ThrottleStop has many similar features to Intel XTU plus a few very useful features that no other software gives you access to.  Highly recommended for anyone that wants more control or wants to know more about what their CPU is really doing.


----------



## Wade Hayworth (Mar 8, 2016)

hey UncleWebb,  I am testing some processors and I started getting this error.

. 



Is there a way to test this processor with Realtemp?  I was using 3.70 then I tried your newer Realtemp T|I. 

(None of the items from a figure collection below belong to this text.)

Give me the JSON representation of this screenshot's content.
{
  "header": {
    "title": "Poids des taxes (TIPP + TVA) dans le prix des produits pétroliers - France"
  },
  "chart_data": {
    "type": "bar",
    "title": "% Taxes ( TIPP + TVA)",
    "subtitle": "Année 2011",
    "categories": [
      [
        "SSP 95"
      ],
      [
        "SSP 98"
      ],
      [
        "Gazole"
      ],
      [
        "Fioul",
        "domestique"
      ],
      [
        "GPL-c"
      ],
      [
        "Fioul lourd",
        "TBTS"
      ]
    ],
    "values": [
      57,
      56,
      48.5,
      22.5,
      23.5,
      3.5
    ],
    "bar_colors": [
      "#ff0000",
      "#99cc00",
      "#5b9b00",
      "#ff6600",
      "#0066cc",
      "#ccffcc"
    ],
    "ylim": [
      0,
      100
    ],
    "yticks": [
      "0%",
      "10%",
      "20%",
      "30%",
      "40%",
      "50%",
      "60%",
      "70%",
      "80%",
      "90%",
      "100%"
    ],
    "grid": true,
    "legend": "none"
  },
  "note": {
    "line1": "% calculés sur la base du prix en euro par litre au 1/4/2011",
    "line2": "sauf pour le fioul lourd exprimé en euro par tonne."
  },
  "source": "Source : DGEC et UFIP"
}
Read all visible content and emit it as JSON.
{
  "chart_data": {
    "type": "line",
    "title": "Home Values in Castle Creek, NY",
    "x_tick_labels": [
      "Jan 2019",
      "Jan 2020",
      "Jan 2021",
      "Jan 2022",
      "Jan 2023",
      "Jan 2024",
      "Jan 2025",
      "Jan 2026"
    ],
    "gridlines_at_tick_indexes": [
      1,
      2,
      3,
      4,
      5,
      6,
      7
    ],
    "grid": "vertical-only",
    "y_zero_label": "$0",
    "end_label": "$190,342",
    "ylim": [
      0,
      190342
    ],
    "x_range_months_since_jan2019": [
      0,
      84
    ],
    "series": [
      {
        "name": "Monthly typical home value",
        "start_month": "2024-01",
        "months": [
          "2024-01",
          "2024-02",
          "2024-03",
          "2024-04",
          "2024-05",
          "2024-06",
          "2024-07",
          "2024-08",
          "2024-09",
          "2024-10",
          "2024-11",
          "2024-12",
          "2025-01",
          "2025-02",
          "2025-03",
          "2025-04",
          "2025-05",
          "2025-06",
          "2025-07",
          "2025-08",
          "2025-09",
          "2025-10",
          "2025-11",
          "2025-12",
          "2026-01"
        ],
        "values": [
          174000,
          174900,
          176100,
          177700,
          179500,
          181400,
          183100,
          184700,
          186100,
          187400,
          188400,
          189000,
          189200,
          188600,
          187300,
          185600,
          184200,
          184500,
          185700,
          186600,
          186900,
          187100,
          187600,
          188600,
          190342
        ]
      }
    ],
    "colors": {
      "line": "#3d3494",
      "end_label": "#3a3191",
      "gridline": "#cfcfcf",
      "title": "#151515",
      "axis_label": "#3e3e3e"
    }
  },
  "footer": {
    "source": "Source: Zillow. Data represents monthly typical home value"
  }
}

Thanks for any help you may provide


----------



## Solaris17 (Mar 8, 2016)

Its an Intel geared program?

https://www.techpowerup.com/realtemp/


----------



## puma99dk| (Mar 8, 2016)

Wade Hayworth said:


> hey UncleWebb,  I am testing some processors and I started getting this error.
> 
> . View attachment 72648
> 
> ...



AMD isn't good enough that's why u get this error message


----------



## Wade Hayworth (Mar 8, 2016)

I have had it work on other AMD processors. this is why I asked the question. Thank you for the information though.


----------



## unclewebb (Mar 8, 2016)

RealTemp has never supported any AMD CPUs.  Core Temp recently released an update so it might work on your AMD CPU.


----------